Antelope Canyon, Arizona
The walls of Antelope Canyon can be recognized all over the world.
I saw a photo of this place during my first week into summer vacation. I assumed it was in another country and across the world. Once I read the caption of the image, I found that it was located in Arizona. I quickly researched and confirmed the location - it was in fact located in my neighboring state!
I decided to take a road trip the following week to see this canyon for myself. The drive from Los Angeles to Antelope Canyon was about 9 hours, not counting the stops in Las Vegas and Zion National Park. The route took me into Utah in order to arrive in the northernmost point of Arizona to a town called Page.

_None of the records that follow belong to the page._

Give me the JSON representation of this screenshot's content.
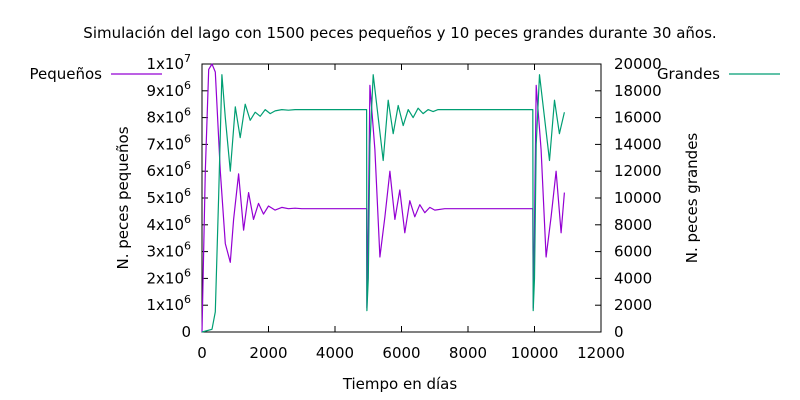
{
  "chart_data": {
    "type": "line",
    "title": "Simulación del lago con 1500 peces pequeños y 10 peces grandes durante 30 años.",
    "xlabel": "Tiempo en días",
    "ylabel": "N. peces pequeños",
    "y2label": "N. peces grandes",
    "xlim": [
      0,
      12000
    ],
    "ylim": [
      0,
      10000000
    ],
    "y2lim": [
      0,
      20000
    ],
    "xticks": [
      0,
      2000,
      4000,
      6000,
      8000,
      10000,
      12000
    ],
    "xtick_labels": [
      "0",
      "2000",
      "4000",
      "6000",
      "8000",
      "10000",
      "12000"
    ],
    "yticks": [
      0,
      1000000,
      2000000,
      3000000,
      4000000,
      5000000,
      6000000,
      7000000,
      8000000,
      9000000,
      10000000
    ],
    "ytick_labels": [
      {
        "base": "0",
        "exp": ""
      },
      {
        "base": "1x10",
        "exp": "6"
      },
      {
        "base": "2x10",
        "exp": "6"
      },
      {
        "base": "3x10",
        "exp": "6"
      },
      {
        "base": "4x10",
        "exp": "6"
      },
      {
        "base": "5x10",
        "exp": "6"
      },
      {
        "base": "6x10",
        "exp": "6"
      },
      {
        "base": "7x10",
        "exp": "6"
      },
      {
        "base": "8x10",
        "exp": "6"
      },
      {
        "base": "9x10",
        "exp": "6"
      },
      {
        "base": "1x10",
        "exp": "7"
      }
    ],
    "y2ticks": [
      0,
      2000,
      4000,
      6000,
      8000,
      10000,
      12000,
      14000,
      16000,
      18000,
      20000
    ],
    "y2tick_labels": [
      "0",
      "2000",
      "4000",
      "6000",
      "8000",
      "10000",
      "12000",
      "14000",
      "16000",
      "18000",
      "20000"
    ],
    "grid": false,
    "legend": "outside, top-left and top-right",
    "series": [
      {
        "name": "Pequeños",
        "axis": "left",
        "color": "#9400d3",
        "x": [
          0,
          100,
          200,
          300,
          400,
          550,
          700,
          850,
          950,
          1100,
          1250,
          1400,
          1550,
          1700,
          1850,
          2000,
          2200,
          2400,
          2600,
          2800,
          3000,
          3500,
          4000,
          4500,
          4950,
          4960,
          5000,
          5050,
          5200,
          5350,
          5500,
          5650,
          5800,
          5950,
          6100,
          6250,
          6400,
          6550,
          6700,
          6850,
          7000,
          7300,
          7600,
          8000,
          8500,
          9000,
          9500,
          9950,
          9960,
          10000,
          10050,
          10200,
          10350,
          10500,
          10650,
          10800,
          10900
        ],
        "y": [
          0,
          6000000,
          9800000,
          10000000,
          9700000,
          6000000,
          3300000,
          2600000,
          4200000,
          5900000,
          3800000,
          5200000,
          4200000,
          4800000,
          4400000,
          4700000,
          4550000,
          4650000,
          4600000,
          4620000,
          4600000,
          4600000,
          4600000,
          4600000,
          4600000,
          900000,
          4000000,
          9200000,
          6800000,
          2800000,
          4300000,
          6000000,
          4200000,
          5300000,
          3700000,
          4900000,
          4300000,
          4750000,
          4450000,
          4650000,
          4550000,
          4600000,
          4600000,
          4600000,
          4600000,
          4600000,
          4600000,
          4600000,
          900000,
          4000000,
          9200000,
          6800000,
          2800000,
          4300000,
          6000000,
          3700000,
          5200000
        ]
      },
      {
        "name": "Grandes",
        "axis": "right",
        "color": "#009e73",
        "x": [
          0,
          300,
          400,
          500,
          600,
          700,
          850,
          1000,
          1150,
          1300,
          1450,
          1600,
          1750,
          1900,
          2050,
          2200,
          2400,
          2600,
          2800,
          3000,
          3500,
          4000,
          4500,
          4950,
          4960,
          5000,
          5050,
          5150,
          5300,
          5450,
          5600,
          5750,
          5900,
          6050,
          6200,
          6350,
          6500,
          6650,
          6800,
          6950,
          7100,
          7300,
          7600,
          8000,
          8500,
          9000,
          9500,
          9950,
          9960,
          10000,
          10050,
          10150,
          10300,
          10450,
          10600,
          10750,
          10900
        ],
        "y": [
          0,
          200,
          1500,
          10000,
          19200,
          16000,
          12000,
          16800,
          14500,
          17000,
          15800,
          16400,
          16100,
          16600,
          16300,
          16500,
          16600,
          16550,
          16600,
          16600,
          16600,
          16600,
          16600,
          16600,
          1600,
          4000,
          14000,
          19200,
          16000,
          12800,
          17300,
          14800,
          16900,
          15400,
          16600,
          16000,
          16700,
          16300,
          16600,
          16450,
          16600,
          16600,
          16600,
          16600,
          16600,
          16600,
          16600,
          16600,
          1600,
          4000,
          14000,
          19200,
          16000,
          12800,
          17300,
          14800,
          16400
        ]
      }
    ]
  }
}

I have visited Antelope Canyon a few times since my first trip there. Antelope Canyon is best seen around noon since the sun is high making the light beam into the canyons. Lower Antelope Canyon is more interactive as you have to climb up and down stairs and sometimes squeeze through the canyon. Upper Antelope Canyon is flat and crowded, easier to get through since people are with their tour guides.

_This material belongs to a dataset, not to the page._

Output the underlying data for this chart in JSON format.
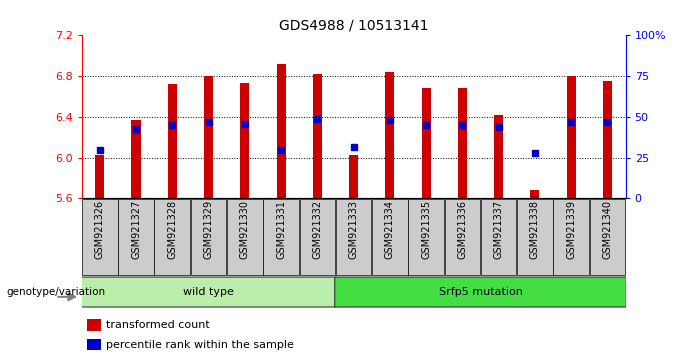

Both Lower and Upper Antelope Canyon are on Navajo land and visitors are required to pay an entrance fee. Upper Antelope Canyon requires a guided tour, which cost more midday. I believe the visit and fees are well worth the experience. You could see and feel the soft sediment on the walls, sometimes even moist after rainfall. The way the slot canyon is lit up and the colors play as the sun light shifts the shadows is nothing short of breathtaking.